For 25 years, The Sims have made a game out of the daily grind

When I first started playing The Sims, which was probably not long after it launched in 2000, I wasn’t sure what to make of it. I had played the precursor, SimCity, where you build your own little kingdom, which at the time involved a lot of complicated and tedious placement of pipes and wires. But The Sims was different. Instead of a city, you were making a person.

Back then, at least the way I played it, you sort of plunked your Sim down in a virtual house and things started to happen. Including the thing that surprised me most: Your Sim had to periodically use the restroom. As you doubtless know, most TV shows and movies completely ignore anyone’s need for bathrooms, and here was a game where my little person’s graphics would tell me that she was getting desperate. When this happens to your Sim, both then and now, she goes to the bathroom, she sits, and she is briefly blurred out like a person on COPS, for privacy, even though she is imaginary.

Honestly, this is what I remember about my Sim’s life back then: she went to the bathroom, she ate, she left her dishes all over (which obviously is because I didn’t realize I had to do anything with them), and occasionally she played music. On one memorable occasion, she got robbed, and she then sadly danced to the boombox that was the only thing the robbers didn’t take. Poignant, that.

It’s not as easy for me to explain the charm of The Sims as it is with games where more actually happens. The mechanics of the game have stayed consistent over the years. Your Sim has a little green diamond (a plumbob) floating over their head. Conversation takes the form of two Sims spiritedly conversing in what sound to me like random syllables, but which are apparently an actual language called … Simlish. (If you have the time, read the Wikipedia entry about Simlish. It is a lot. I had no idea.)
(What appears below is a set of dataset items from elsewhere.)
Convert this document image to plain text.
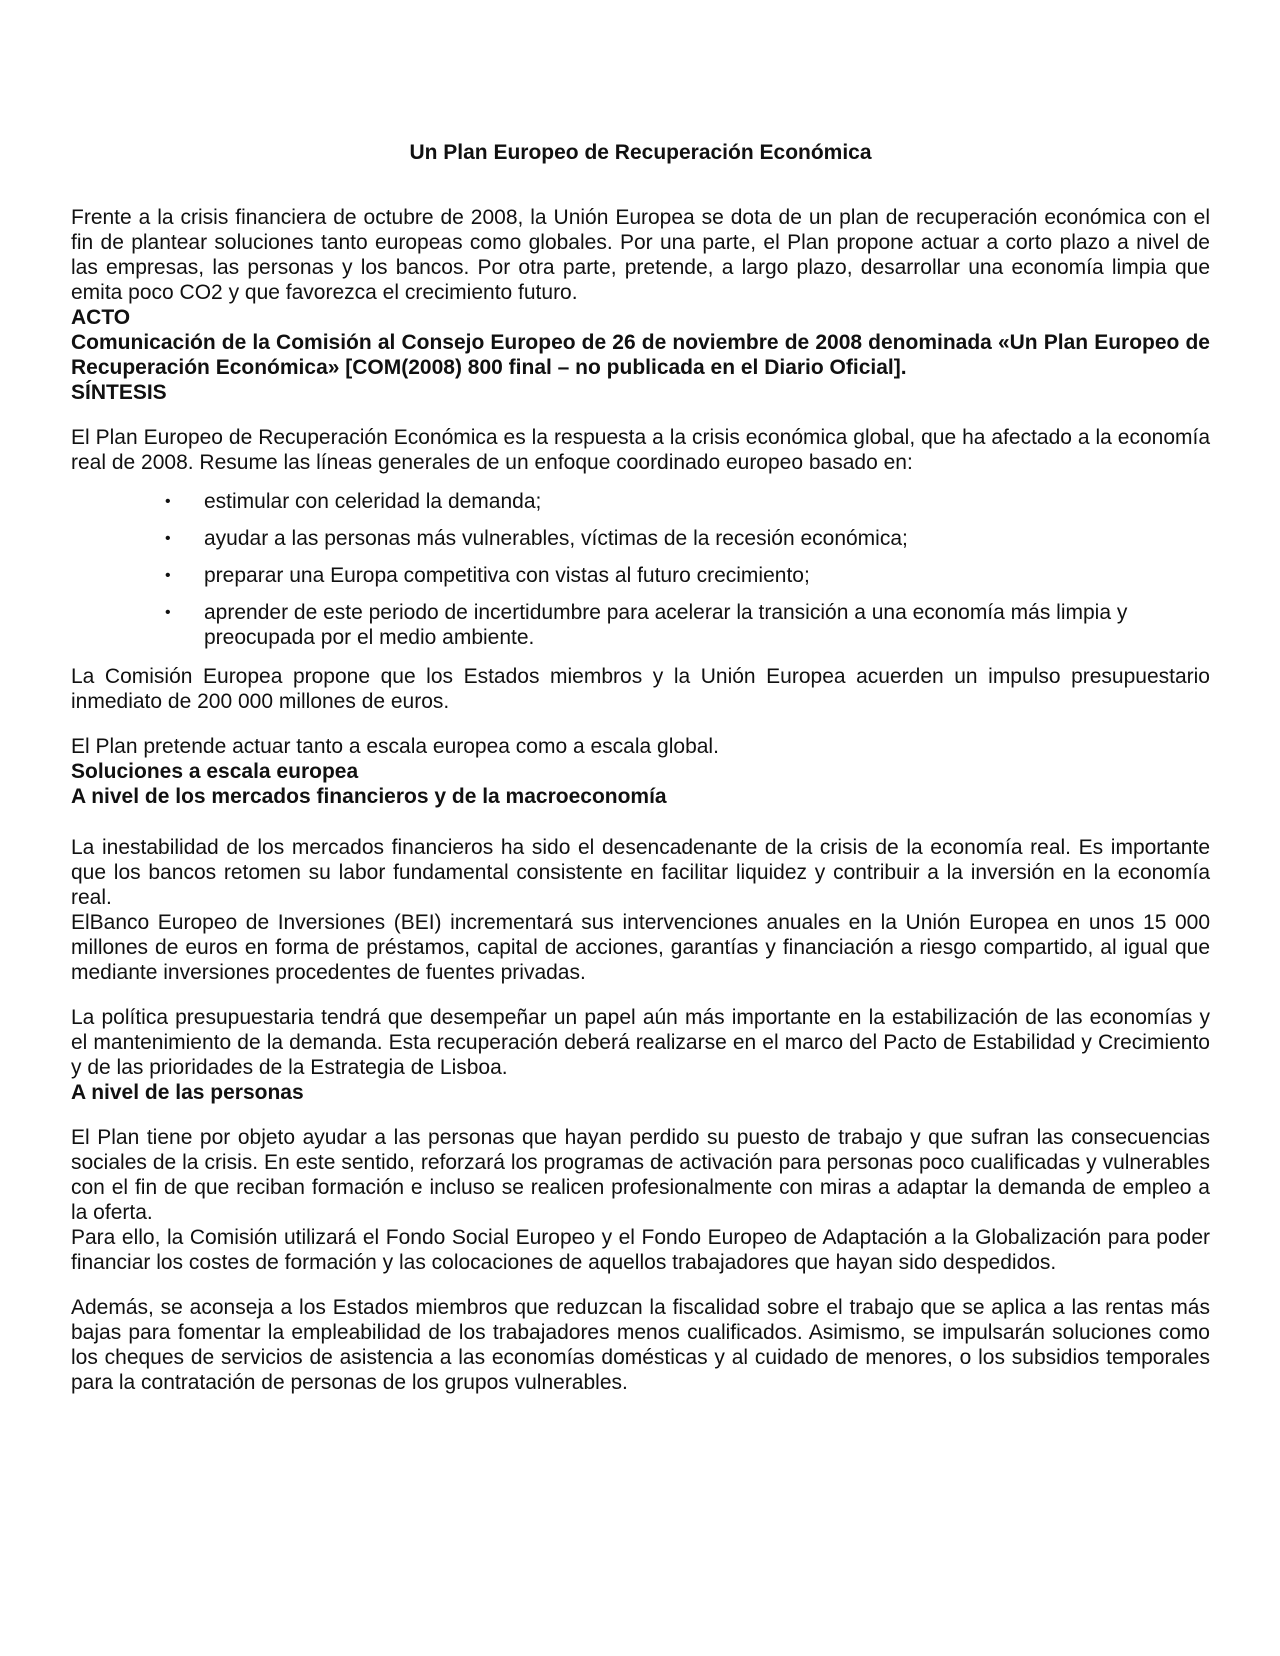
Un Plan Europeo de Recuperación Económica

Frente a la crisis financiera de octubre de 2008, la Unión Europea se dota de un plan de recuperación económica con el fin de plantear soluciones tanto europeas como globales. Por una parte, el Plan propone actuar a corto plazo a nivel de las empresas, las personas y los bancos. Por otra parte, pretende, a largo plazo, desarrollar una economía limpia que emita poco CO2 y que favorezca el crecimiento futuro.

ACTO

Comunicación de la Comisión al Consejo Europeo de 26 de noviembre de 2008 denominada «Un Plan Europeo de Recuperación Económica» [COM(2008) 800 final – no publicada en el Diario Oficial].

SÍNTESIS

El Plan Europeo de Recuperación Económica es la respuesta a la crisis económica global, que ha afectado a la economía real de 2008. Resume las líneas generales de un enfoque coordinado europeo basado en:

• estimular con celeridad la demanda;
• ayudar a las personas más vulnerables, víctimas de la recesión económica;
• preparar una Europa competitiva con vistas al futuro crecimiento;
• aprender de este periodo de incertidumbre para acelerar la transición a una economía más limpia y preocupada por el medio ambiente.

La Comisión Europea propone que los Estados miembros y la Unión Europea acuerden un impulso presupuestario inmediato de 200 000 millones de euros.

El Plan pretende actuar tanto a escala europea como a escala global.

Soluciones a escala europea
A nivel de los mercados financieros y de la macroeconomía

La inestabilidad de los mercados financieros ha sido el desencadenante de la crisis de la economía real. Es importante que los bancos retomen su labor fundamental consistente en facilitar liquidez y contribuir a la inversión en la economía real.

ElBanco Europeo de Inversiones (BEI) incrementará sus intervenciones anuales en la Unión Europea en unos 15 000 millones de euros en forma de préstamos, capital de acciones, garantías y financiación a riesgo compartido, al igual que mediante inversiones procedentes de fuentes privadas.

La política presupuestaria tendrá que desempeñar un papel aún más importante en la estabilización de las economías y el mantenimiento de la demanda. Esta recuperación deberá realizarse en el marco del Pacto de Estabilidad y Crecimiento y de las prioridades de la Estrategia de Lisboa.

A nivel de las personas

El Plan tiene por objeto ayudar a las personas que hayan perdido su puesto de trabajo y que sufran las consecuencias sociales de la crisis. En este sentido, reforzará los programas de activación para personas poco cualificadas y vulnerables con el fin de que reciban formación e incluso se realicen profesionalmente con miras a adaptar la demanda de empleo a la oferta.

Para ello, la Comisión utilizará el Fondo Social Europeo y el Fondo Europeo de Adaptación a la Globalización para poder financiar los costes de formación y las colocaciones de aquellos trabajadores que hayan sido despedidos.

Además, se aconseja a los Estados miembros que reduzcan la fiscalidad sobre el trabajo que se aplica a las rentas más bajas para fomentar la empleabilidad de los trabajadores menos cualificados. Asimismo, se impulsarán soluciones como los cheques de servicios de asistencia a las economías domésticas y al cuidado de menores, o los subsidios temporales para la contratación de personas de los grupos vulnerables.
Sometimes, to give you a hint of what two Sims (or more) are talking about, a thought/speech balloon will appear over someone’s head while they’re speaking, which shows a little drawing of something that is presumably the topic. I follow my own Sims’ conversations like this: “Oh, I just said something about art. Then this other person said something about food. Then I said something about … underwear?” It can be confusing.

The franchise is 25 years old this year, and surprisingly, they’re only up to The Sims 4. There hasn’t been a whole new version since 2014. They update it, of course. But really, the franchise runs on its releases of downloadable content (DLC) — the expansion packs and kits that facilitate your going on dates or becoming famous or getting a pet. They presumably don’t make a new version because they don’t need one; they just add stuff you can do and buy in the one you already have. You can get a pack that lets you live at a college, or in a cottage, or in a snow town. You can buy the (virtual) stuff you need for a bowling night, or for a thriving knitting hobby. It allows them to be trend-sensitive without messing around too much with the basics.

It isn’t an adventure, it isn’t a battle and it isn’t a dystopia. It sometimes seems eerily close to duplicating the grind of life. You get up, you eat, you take a shower, you use your bathroom (don’t forget to do this, just … don’t), you go to some job or another, and you come home. You hang out, you talk to people — and sometimes, you go to an event. You get a little happier, a little sadder, a little more social, a little more introverted.

Although, of course, you can decide to be a chaos agent. My Sim recently attended a party where she played the piano badly while someone else was trying to do stand-up comedy in the same room. No one liked it. Everyone was grumpy. Sometimes, you just want to watch a nonthreatening collapse of a simulated social event, I suppose.

At 25, The Sims is still a game that I find charming but puzzling. The Sims are like humans, but … not really. They’ll come over to your Sim’s house and stay after she goes to bed unless you kick them out. Someone will want to socialize at 9:00 in the morning when your Sim is about to go to work. A Sim who goes to bed early will wake up at 4:00 a.m. A bad date isn’t just awkward; someone will eventually look at the other person and say something that sounds a lot like “EW!” and cringe.

Bad dates, waking up too early, people not respecting your personal space and your schedule — maybe it is a dystopia.